Nel corso del dibattito non poteva mancare anche una riflessione sui Social. «Facebook è diventato lo strumento principale del pianeta, visto che gran parte degli utenti lo usa come fonte di notizia e addirittura i presidenti di Stati Uniti e Messico hanno dato l’annuncio dell’annullamento del loro incontro su Twitter, saltando ogni intermediazione. Insomma, i giornalisti servono ancora?», ci si chiede. Sì, la risposta che emerge. Per Verdelli, «siamo di fronte a un’invasione per cui è necessaria resistenza. Il giornale di carta credibile, se diminuisce sempre i lettori, deve avere la stessa credibilità in ogni sistema che utilizza».
Daria Bignardi torna a indicare la responsabilità di professionisti che sappiano usare bene i nuovi mezzi che hanno già vinto».
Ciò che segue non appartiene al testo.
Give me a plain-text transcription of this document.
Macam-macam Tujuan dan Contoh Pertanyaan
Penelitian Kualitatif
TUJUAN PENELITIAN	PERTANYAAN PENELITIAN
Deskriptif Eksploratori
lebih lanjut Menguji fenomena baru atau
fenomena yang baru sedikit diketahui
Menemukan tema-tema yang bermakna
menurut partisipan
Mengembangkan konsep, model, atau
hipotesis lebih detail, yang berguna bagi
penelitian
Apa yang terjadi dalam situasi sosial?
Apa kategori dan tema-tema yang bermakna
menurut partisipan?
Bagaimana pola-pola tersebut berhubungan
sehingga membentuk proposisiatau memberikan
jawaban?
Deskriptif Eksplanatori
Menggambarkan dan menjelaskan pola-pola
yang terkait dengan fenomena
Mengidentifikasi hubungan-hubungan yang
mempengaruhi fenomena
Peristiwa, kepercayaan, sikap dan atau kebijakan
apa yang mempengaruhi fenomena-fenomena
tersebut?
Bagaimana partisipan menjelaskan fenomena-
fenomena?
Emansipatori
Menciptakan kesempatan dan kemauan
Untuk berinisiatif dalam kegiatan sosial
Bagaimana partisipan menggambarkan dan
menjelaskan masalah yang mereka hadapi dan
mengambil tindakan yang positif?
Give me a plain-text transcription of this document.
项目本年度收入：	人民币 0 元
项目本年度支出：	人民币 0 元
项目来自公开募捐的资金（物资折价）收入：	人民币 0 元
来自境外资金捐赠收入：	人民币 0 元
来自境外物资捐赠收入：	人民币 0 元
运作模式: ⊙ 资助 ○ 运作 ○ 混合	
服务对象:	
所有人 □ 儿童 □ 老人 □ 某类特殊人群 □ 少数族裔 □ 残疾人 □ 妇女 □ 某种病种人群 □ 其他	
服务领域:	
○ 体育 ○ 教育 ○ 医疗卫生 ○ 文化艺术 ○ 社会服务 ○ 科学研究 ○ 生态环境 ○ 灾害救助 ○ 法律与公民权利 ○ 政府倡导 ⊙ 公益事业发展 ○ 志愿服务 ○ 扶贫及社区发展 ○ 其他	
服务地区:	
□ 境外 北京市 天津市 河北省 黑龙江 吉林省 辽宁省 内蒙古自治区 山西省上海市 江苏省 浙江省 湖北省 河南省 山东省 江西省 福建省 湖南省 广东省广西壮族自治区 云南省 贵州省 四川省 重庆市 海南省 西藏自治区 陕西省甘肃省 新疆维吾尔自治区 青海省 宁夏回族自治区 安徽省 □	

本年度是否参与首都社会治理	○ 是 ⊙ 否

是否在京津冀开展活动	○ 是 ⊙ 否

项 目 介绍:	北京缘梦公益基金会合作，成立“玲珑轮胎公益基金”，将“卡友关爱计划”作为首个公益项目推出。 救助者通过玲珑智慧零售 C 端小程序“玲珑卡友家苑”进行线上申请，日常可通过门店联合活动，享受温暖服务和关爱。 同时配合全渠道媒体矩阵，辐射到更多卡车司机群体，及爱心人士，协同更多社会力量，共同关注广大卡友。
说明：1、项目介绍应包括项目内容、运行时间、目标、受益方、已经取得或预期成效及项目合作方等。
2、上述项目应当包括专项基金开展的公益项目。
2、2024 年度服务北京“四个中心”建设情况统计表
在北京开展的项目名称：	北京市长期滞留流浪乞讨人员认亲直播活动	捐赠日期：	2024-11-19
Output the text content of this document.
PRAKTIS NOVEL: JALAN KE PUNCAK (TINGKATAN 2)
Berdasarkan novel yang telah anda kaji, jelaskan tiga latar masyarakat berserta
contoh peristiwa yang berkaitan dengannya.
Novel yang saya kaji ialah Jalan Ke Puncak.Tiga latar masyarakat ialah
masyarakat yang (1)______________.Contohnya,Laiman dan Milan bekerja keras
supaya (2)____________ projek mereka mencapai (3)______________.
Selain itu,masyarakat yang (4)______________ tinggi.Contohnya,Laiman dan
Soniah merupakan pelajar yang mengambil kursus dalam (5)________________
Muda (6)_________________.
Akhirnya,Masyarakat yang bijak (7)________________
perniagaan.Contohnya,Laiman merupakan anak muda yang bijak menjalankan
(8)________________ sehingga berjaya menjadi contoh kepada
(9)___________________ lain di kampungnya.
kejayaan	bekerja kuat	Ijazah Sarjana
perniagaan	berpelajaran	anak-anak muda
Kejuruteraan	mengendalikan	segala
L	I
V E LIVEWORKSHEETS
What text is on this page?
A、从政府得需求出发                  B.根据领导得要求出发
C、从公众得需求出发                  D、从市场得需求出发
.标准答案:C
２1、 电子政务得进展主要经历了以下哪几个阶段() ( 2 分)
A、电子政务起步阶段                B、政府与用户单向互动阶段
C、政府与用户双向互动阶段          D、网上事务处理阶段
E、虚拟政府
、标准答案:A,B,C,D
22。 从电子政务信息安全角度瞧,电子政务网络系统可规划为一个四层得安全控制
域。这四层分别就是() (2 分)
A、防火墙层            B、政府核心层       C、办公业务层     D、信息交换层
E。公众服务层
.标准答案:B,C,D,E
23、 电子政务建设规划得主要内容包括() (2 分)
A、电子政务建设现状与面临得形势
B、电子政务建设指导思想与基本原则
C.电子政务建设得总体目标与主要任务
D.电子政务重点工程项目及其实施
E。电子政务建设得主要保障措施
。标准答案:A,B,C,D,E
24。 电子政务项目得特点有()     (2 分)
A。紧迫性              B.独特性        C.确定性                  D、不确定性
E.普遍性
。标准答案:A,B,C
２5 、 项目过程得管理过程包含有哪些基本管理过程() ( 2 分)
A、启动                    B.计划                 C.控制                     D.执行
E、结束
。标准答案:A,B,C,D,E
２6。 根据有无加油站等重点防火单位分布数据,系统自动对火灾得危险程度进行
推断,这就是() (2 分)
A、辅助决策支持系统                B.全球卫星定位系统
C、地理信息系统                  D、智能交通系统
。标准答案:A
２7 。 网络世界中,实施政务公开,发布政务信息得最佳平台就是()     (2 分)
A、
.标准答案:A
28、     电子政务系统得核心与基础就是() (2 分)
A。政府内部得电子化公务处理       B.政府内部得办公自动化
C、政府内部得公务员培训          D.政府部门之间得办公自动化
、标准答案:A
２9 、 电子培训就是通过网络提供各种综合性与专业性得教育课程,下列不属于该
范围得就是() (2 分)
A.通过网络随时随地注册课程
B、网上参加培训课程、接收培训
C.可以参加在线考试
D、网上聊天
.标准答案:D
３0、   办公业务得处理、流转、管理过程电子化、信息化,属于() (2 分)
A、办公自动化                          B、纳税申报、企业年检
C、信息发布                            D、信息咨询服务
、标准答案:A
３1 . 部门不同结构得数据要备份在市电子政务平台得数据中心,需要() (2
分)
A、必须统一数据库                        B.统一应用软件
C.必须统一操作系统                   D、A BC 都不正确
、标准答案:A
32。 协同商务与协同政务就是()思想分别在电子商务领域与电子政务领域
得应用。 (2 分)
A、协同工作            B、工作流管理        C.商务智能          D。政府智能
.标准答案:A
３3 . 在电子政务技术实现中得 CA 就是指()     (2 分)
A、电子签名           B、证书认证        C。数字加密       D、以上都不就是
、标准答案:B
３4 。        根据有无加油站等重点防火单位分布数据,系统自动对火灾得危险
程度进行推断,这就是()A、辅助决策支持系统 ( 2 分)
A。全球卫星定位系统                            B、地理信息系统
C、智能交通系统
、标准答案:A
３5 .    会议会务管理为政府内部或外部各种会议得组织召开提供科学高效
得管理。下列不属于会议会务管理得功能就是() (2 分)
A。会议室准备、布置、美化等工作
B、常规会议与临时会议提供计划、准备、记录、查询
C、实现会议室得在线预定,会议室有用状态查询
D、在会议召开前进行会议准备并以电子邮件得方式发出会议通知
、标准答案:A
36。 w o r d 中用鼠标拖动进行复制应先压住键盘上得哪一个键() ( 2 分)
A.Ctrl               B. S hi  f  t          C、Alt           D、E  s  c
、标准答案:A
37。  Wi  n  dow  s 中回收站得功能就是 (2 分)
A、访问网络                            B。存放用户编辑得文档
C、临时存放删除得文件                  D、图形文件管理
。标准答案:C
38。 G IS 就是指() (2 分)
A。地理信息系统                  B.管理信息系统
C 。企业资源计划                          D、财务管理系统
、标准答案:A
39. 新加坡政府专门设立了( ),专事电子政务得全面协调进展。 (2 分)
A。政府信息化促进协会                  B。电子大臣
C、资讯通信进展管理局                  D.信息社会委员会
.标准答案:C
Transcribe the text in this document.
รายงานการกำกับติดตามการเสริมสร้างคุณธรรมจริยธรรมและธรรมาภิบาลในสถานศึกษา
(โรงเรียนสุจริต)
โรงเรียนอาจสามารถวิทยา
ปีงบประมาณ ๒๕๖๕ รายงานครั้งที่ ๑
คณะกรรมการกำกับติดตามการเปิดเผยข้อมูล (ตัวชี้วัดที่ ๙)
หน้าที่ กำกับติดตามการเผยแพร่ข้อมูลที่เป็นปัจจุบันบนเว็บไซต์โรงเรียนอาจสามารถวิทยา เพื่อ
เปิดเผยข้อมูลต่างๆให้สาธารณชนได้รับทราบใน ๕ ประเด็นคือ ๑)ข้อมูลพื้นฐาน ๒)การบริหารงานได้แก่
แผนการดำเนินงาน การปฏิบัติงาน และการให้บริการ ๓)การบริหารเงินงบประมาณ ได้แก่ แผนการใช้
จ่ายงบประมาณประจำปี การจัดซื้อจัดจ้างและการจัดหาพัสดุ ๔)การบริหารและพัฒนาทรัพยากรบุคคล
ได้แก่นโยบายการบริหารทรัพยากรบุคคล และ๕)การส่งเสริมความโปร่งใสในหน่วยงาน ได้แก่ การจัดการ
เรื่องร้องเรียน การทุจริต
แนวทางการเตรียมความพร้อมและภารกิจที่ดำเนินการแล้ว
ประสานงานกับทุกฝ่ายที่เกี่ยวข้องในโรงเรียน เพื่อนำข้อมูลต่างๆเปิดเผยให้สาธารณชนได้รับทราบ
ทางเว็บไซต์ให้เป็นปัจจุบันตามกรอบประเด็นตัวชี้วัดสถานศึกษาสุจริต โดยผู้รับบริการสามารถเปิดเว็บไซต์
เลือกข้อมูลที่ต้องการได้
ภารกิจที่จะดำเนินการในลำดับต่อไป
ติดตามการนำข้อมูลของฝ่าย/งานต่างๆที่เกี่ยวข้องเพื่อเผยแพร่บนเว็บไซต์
«Per fare un algoritmo di credibilità serve competenza, certo, ma soprattutto chiedersi chi vuole essere l’io, la persona. Dobbiamo sentire la situazione attuale come una provocazione, non come una catastrofe. Tuttavia, se l’io non è solido i processi sempre più celeri di oggi rischieranno di schiacciarci», conclude il Cardinale. Da qui la consegna: «una cura reciproca per affrontare con serenità il presente e il futuro, avendo significato e direzione della vita».